Attraverso i rimedi dell’erbaiolo, si riusciva a far fronte a molte malattie come la benorragia, curata con la “cannavusata”, o altre irritazioni con vari tipi di decotto. Un elemento curioso è che la maggioranza delle botteghe di erbaioli, in Sicilia erano gestite quasi esclusivamente da donne. Quelle famose donne che venivano definite come le guaritrici del paese, ovvero la signura ri vermi, in grado di aiutare i compaesani.  

Le malattie e il rapporto della comunità con il paziente

Ogni malattia, nella tradizione siciliana, aveva una sua specifica origine. Le guaritrici affermavano che i virmi, con cui anche si descrivevano gli organismi presenti fisiologicamente nell’individuo, fossero spiriti che si scatenavano durante un turbamento familiare. 

I virmi, quieti nella vucca ri l’arma (bocca dell’anima, ovvero dello stomaco), stabilizzano fisiologicamente la salute dell’individuo. Se per una circostanza particolare, come può essere lo stress, o un’emozione incontrollata, si altera il loro equilibrio naturale, agitandosi e muovendosi fino a salire alla gola, provocano malesseri. 

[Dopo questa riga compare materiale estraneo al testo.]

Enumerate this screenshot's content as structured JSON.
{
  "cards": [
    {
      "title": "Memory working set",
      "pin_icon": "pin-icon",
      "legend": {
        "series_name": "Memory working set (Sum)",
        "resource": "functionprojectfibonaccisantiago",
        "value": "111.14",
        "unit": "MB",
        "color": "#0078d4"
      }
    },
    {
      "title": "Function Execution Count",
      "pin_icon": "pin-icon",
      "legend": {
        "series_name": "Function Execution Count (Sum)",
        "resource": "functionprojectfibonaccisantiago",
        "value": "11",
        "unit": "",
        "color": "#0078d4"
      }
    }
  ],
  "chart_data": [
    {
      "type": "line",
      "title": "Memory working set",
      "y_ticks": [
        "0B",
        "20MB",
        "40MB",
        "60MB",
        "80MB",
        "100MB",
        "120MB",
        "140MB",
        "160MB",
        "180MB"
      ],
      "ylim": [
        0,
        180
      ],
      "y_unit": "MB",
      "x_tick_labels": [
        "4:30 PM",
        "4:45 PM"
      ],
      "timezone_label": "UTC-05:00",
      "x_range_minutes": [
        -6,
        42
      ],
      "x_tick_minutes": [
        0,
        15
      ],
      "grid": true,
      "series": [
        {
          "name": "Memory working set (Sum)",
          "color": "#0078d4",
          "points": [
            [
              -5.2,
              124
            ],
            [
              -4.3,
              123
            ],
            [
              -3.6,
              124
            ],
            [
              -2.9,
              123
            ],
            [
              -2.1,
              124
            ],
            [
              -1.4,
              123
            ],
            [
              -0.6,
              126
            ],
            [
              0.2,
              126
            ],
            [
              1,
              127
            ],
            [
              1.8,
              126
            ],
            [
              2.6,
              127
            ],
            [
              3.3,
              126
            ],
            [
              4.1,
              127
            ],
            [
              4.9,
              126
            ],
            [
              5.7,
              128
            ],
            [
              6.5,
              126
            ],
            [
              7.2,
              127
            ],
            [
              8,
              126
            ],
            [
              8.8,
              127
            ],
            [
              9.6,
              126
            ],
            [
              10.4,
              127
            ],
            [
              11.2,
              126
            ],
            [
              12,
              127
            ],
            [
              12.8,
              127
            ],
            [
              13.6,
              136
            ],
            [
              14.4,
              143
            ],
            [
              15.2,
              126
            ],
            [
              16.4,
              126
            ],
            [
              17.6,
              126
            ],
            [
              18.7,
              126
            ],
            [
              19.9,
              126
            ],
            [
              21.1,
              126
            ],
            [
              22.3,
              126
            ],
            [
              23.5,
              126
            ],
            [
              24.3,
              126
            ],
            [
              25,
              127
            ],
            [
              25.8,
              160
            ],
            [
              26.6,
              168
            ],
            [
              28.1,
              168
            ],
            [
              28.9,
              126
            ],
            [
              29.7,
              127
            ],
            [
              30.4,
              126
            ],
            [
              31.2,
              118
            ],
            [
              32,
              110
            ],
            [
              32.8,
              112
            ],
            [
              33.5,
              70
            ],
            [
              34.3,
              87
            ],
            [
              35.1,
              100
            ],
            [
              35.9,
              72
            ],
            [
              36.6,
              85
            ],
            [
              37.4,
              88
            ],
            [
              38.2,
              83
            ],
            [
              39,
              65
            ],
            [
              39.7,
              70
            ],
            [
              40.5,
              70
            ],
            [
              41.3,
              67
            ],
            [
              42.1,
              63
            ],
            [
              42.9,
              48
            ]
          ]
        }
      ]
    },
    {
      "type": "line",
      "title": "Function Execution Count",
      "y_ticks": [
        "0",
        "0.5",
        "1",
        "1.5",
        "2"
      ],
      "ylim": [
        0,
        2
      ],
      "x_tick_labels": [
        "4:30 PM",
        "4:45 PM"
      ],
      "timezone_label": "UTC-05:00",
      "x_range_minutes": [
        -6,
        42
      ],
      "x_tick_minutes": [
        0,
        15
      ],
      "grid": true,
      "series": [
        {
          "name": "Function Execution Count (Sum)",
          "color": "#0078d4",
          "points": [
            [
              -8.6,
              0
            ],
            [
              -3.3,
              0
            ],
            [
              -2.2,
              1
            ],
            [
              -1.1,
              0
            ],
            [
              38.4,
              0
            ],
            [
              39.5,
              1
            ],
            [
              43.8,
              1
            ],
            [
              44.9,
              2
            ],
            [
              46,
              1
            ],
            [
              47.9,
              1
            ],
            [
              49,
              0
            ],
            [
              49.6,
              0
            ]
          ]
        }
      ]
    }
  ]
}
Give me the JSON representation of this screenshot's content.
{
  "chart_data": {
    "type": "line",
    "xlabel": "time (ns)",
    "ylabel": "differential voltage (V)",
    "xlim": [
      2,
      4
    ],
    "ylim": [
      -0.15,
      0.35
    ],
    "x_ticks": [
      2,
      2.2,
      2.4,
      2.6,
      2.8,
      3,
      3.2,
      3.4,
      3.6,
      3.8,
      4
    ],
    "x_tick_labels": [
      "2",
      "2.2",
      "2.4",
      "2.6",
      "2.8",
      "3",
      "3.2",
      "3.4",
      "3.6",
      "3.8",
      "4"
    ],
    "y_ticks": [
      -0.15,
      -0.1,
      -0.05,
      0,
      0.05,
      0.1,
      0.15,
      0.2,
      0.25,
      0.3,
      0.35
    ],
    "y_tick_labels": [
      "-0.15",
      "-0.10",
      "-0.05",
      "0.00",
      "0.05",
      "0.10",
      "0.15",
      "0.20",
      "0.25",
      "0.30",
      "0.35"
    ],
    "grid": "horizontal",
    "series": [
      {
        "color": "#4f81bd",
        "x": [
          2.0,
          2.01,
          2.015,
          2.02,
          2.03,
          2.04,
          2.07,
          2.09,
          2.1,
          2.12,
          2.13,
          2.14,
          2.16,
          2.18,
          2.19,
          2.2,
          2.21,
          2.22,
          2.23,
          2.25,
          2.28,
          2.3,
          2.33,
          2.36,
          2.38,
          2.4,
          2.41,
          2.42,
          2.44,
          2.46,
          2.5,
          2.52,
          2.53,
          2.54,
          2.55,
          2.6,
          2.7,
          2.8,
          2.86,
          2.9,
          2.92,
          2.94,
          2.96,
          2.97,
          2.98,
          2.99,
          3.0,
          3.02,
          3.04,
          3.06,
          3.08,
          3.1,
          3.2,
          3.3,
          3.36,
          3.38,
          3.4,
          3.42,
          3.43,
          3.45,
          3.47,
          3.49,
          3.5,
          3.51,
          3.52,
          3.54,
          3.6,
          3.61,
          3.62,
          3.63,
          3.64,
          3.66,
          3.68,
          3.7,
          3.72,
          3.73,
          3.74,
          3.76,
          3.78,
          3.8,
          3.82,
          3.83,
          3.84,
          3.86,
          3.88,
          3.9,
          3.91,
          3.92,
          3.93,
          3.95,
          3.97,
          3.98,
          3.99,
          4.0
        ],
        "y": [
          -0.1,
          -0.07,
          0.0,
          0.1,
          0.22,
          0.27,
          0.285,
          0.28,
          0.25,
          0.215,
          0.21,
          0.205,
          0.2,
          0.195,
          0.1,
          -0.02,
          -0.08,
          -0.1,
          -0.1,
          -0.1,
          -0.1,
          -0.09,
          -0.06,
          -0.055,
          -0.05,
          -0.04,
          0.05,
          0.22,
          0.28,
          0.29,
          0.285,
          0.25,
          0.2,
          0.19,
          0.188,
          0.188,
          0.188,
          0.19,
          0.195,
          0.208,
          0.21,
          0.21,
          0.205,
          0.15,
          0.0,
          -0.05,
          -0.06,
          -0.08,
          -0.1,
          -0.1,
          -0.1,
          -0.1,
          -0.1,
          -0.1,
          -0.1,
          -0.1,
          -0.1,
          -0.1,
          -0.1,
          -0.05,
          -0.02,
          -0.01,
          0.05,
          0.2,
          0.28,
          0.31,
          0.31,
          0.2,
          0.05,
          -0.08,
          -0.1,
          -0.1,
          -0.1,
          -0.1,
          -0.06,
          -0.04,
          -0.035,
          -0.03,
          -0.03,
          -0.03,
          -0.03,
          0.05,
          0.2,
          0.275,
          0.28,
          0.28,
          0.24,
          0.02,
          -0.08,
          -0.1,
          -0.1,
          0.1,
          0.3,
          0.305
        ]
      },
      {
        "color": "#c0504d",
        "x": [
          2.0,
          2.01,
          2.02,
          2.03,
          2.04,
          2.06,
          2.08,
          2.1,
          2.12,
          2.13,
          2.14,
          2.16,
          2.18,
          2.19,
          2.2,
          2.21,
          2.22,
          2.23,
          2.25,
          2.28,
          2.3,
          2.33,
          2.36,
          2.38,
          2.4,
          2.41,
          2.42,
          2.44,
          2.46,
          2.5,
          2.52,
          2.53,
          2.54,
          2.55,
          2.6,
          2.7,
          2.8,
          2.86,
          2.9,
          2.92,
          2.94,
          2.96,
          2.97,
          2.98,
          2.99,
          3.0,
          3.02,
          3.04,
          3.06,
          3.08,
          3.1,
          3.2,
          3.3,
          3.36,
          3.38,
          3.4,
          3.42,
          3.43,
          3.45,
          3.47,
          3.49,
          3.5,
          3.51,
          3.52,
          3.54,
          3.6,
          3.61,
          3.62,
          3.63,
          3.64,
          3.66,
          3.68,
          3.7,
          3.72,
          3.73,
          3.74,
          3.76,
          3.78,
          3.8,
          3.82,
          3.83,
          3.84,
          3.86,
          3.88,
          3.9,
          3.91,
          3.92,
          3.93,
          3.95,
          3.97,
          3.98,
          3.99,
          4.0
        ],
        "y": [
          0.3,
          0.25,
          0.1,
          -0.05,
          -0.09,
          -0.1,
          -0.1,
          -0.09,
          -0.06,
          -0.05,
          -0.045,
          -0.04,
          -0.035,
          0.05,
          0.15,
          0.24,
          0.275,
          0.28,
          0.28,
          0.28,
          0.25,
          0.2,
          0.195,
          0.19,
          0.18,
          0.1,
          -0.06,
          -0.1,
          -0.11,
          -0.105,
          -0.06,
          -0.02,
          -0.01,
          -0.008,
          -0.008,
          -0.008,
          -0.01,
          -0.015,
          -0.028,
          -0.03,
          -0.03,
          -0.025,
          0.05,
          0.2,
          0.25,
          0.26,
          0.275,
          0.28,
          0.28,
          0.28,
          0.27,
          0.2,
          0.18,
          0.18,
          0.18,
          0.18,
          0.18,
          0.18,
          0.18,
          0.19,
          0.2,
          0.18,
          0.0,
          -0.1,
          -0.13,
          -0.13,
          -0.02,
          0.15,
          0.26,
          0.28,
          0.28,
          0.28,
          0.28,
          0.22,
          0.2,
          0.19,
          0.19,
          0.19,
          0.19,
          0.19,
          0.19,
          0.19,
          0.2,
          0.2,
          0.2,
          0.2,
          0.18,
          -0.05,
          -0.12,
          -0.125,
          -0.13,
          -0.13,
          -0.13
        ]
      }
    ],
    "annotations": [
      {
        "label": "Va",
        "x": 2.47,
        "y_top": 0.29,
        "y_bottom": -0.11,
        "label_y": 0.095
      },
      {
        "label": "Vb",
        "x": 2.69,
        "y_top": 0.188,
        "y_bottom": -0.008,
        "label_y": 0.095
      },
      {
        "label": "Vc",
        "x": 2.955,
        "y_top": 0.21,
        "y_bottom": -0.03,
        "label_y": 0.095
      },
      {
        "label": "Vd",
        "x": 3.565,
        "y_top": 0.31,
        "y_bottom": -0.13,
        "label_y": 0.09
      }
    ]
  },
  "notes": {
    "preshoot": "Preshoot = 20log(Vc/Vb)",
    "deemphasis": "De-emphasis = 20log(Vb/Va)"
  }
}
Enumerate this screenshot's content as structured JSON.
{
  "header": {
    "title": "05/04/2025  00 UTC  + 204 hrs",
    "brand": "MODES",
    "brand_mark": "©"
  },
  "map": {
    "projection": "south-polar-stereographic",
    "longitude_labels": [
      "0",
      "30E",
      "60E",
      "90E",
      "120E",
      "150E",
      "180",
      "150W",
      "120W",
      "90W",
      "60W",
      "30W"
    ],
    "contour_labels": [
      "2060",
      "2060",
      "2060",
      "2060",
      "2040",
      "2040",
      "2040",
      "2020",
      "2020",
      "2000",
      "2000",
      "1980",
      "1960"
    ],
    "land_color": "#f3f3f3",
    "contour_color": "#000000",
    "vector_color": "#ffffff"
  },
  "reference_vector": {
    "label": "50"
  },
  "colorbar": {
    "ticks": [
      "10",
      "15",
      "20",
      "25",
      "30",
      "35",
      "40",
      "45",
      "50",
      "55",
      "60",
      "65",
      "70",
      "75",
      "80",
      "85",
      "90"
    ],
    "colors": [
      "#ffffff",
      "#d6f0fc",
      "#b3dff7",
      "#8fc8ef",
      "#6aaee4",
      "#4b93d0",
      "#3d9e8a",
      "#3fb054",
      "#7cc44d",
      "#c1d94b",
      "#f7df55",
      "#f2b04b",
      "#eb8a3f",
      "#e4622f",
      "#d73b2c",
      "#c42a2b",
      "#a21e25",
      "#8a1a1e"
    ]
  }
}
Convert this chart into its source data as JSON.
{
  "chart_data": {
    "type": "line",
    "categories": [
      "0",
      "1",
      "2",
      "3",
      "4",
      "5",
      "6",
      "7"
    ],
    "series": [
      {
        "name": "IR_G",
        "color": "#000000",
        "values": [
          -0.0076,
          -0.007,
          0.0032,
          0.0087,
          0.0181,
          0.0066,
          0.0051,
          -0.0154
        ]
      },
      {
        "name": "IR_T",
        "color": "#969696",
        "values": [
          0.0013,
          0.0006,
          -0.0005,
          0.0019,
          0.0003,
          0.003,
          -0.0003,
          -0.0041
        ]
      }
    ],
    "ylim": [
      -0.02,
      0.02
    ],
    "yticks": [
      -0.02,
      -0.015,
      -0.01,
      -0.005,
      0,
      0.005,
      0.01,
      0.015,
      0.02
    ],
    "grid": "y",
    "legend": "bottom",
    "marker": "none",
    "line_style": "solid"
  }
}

Quando una persona soffriva e all’epoca veniva presa sotto l’ala curante della guaritrice o dell’erbaiolo, questo malessere coinvolgeva tutta la comunità. Dai parenti stretti fino agli amici, ai vicini di casa e via dicendo. Nella magia popolare, u scantu era proprio quello spettro di turno che si aggira irrequieto tra le persone care al malato, mandato per fattura al povero sfortunato.